From af484ca71cc5c7fe65a670758ad6455d70dc5564 Mon Sep 17 00:00:00 2001
From: Anthony Shoumikhin <anthony@shoumikh.in>
Date: Mon, 15 Jun 2026 07:54:15 -0700
Subject: [PATCH 1/4] Fix webgpu native SDPA test: select attention output by
 position, not numel

The sdpa_with_kv_cache sweep picked the attention output among the
mutating op's outputs by matching element count. For llama1b_prefill
(Hq=32,Hkv=8,D=64,S=128,Cmax=512) the attention output (S*Hq*D=262144)
shares its numel with both the k and v caches (Cmax*Hkv*D=262144, since
S*Hq==Cmax*Hkv), so three tensors matched and the test failed with
'ambiguous attention output'. The op returns [k_cache, v_cache,
attn_output] in a fixed order, so select the last output instead and
keep a numel sanity check. Test-only; the kernel is correct.
---
 backends/webgpu/test/test_webgpu_native.cpp | 29 +++++++--------------
 1 file changed, 10 insertions(+), 19 deletions(-)
diff --git a/backends/webgpu/test/test_webgpu_native.cpp b/backends/webgpu/test/test_webgpu_native.cpp
index 338ecb39913..78ee955dbd9 100644
--- a/backends/webgpu/test/test_webgpu_native.cpp
+++ b/backends/webgpu/test/test_webgpu_native.cpp
@@ -662,32 +662,23 @@ static bool test_sdpa_config(
   }
 
   const auto& outputs = result.get();
-  // The mutating op returns [k_cache, v_cache, attn_output]; select the
-  // attention output (numel == S*Hq*D), not a mutated cache (numel Cmax*Hkv*D).

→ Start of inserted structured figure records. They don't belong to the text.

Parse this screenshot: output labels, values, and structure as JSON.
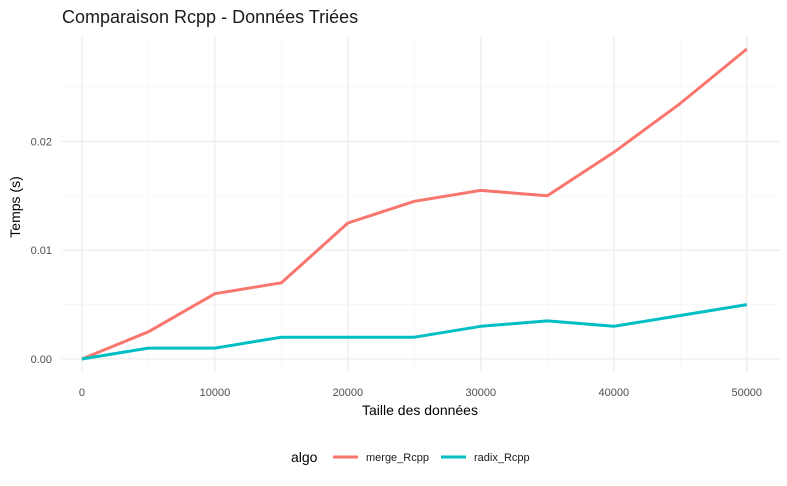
{
  "chart_data": {
    "type": "line",
    "title": "Comparaison Rcpp - Données Triées",
    "xlabel": "Taille des données",
    "ylabel": "Temps (s)",
    "xlim": [
      -1500,
      52500
    ],
    "ylim": [
      -0.0012,
      0.0297
    ],
    "x_ticks": [
      0,
      10000,
      20000,
      30000,
      40000,
      50000
    ],
    "x_tick_labels": [
      "0",
      "10000",
      "20000",
      "30000",
      "40000",
      "50000"
    ],
    "y_ticks": [
      0.0,
      0.01,
      0.02
    ],
    "y_tick_labels": [
      "0.00",
      "0.01",
      "0.02"
    ],
    "grid": true,
    "legend": {
      "title": "algo",
      "position": "bottom"
    },
    "x": [
      0,
      5000,
      10000,
      15000,
      20000,
      25000,
      30000,
      35000,
      40000,
      45000,
      50000
    ],
    "series": [
      {
        "name": "merge_Rcpp",
        "color": "#F8766D",
        "values": [
          0.0,
          0.0025,
          0.006,
          0.007,
          0.0125,
          0.0145,
          0.0155,
          0.015,
          0.019,
          0.0235,
          0.0285
        ]
      },
      {
        "name": "radix_Rcpp",
        "color": "#00BFC4",
        "values": [
          0.0,
          0.001,
          0.001,
          0.002,
          0.002,
          0.002,
          0.003,
          0.0035,
          0.003,
          0.004,
          0.005
        ]
      }
    ]
  }
}
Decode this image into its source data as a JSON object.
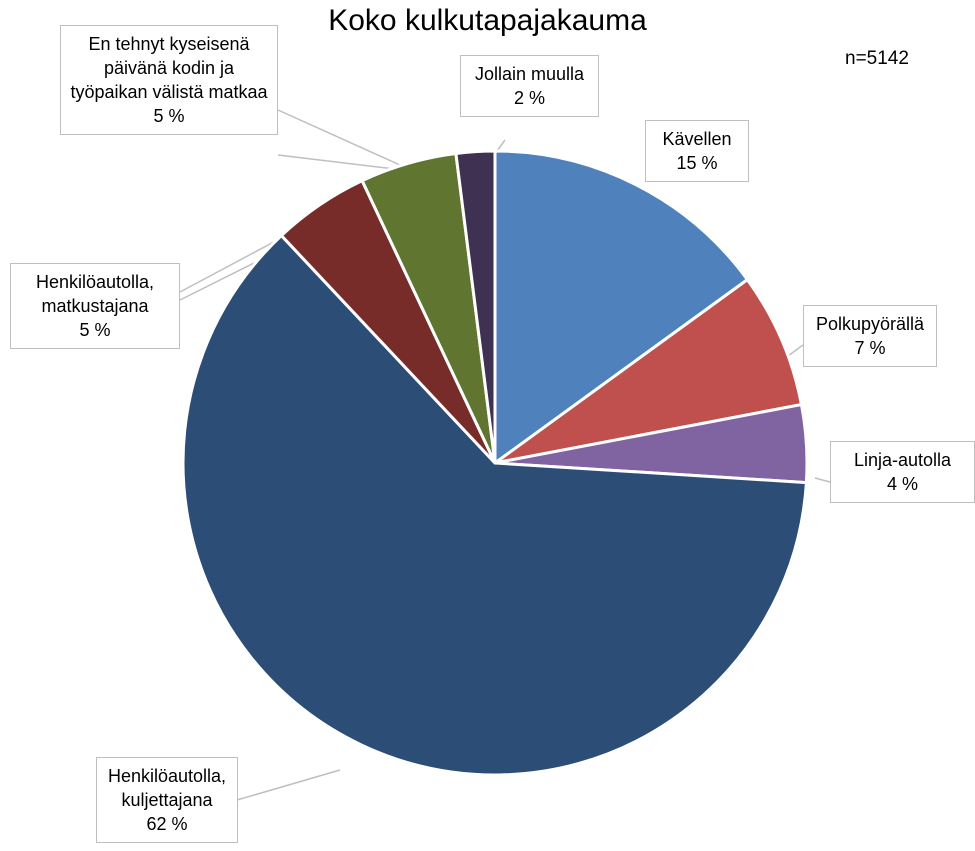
{
  "chart_data": {
    "type": "pie",
    "title": "Koko kulkutapajakauma",
    "note": "n=5142",
    "categories": [
      "Kävellen",
      "Polkupyörällä",
      "Linja-autolla",
      "Henkilöautolla, kuljettajana",
      "Henkilöautolla, matkustajana",
      "En tehnyt kyseisenä päivänä kodin ja työpaikan välistä matkaa",
      "Jollain muulla"
    ],
    "values": [
      15,
      7,
      4,
      62,
      5,
      5,
      2
    ],
    "value_labels": [
      "15 %",
      "7 %",
      "4 %",
      "62 %",
      "5 %",
      "5 %",
      "2 %"
    ],
    "colors": [
      "#4f81bd",
      "#c0504d",
      "#8064a2",
      "#2c4d75",
      "#772c2a",
      "#5f7530",
      "#3f3151"
    ]
  }
}
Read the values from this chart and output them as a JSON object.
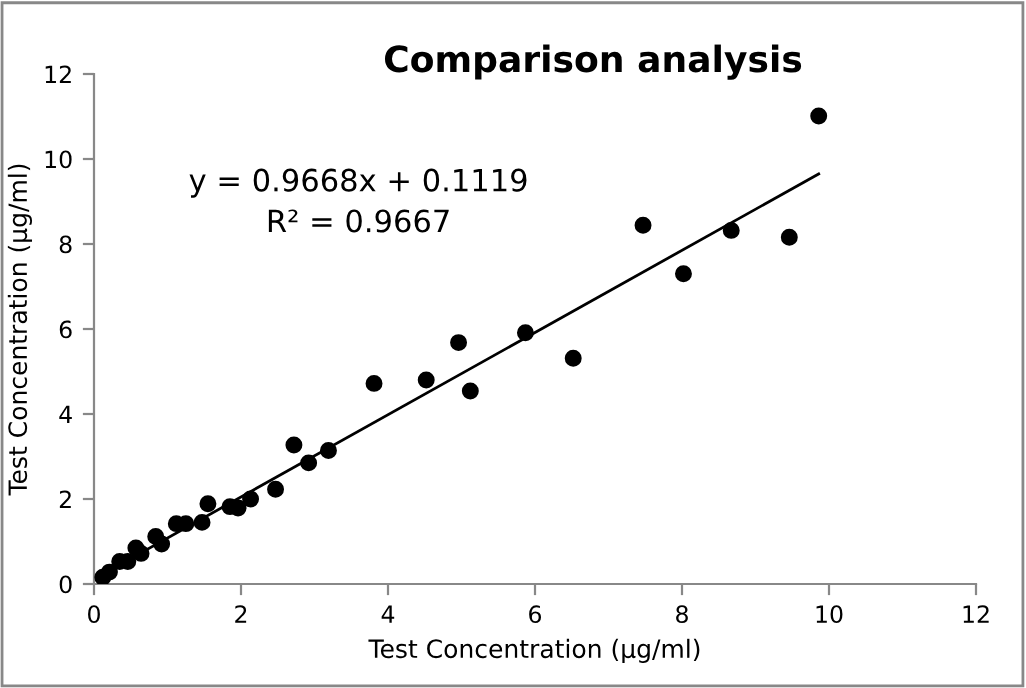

-  // Count matches and fail if ambiguous: a cache could share the same numel.
-  int attn_idx = -1;
-  int attn_matches = 0;
-  for (size_t i = 0; i < outputs.size(); i++) {
-    if (outputs[i].isTensor() && outputs[i].toTensor().numel() == on) {
-      attn_idx = static_cast<int>(i);
-      attn_matches++;
-    }
-  }
-  if (attn_idx < 0) {
+  // The mutating op returns [k_cache, v_cache, attn_output] in a fixed order,
+  // so the attention output is always the last output. Selecting it by element
+  // count is unsafe: a mutated cache (numel Cmax*Hkv*D) can share the attention
+  // output's numel (S*Hq*D) whenever S*Hq == Cmax*Hkv (e.g. llama1b_prefill).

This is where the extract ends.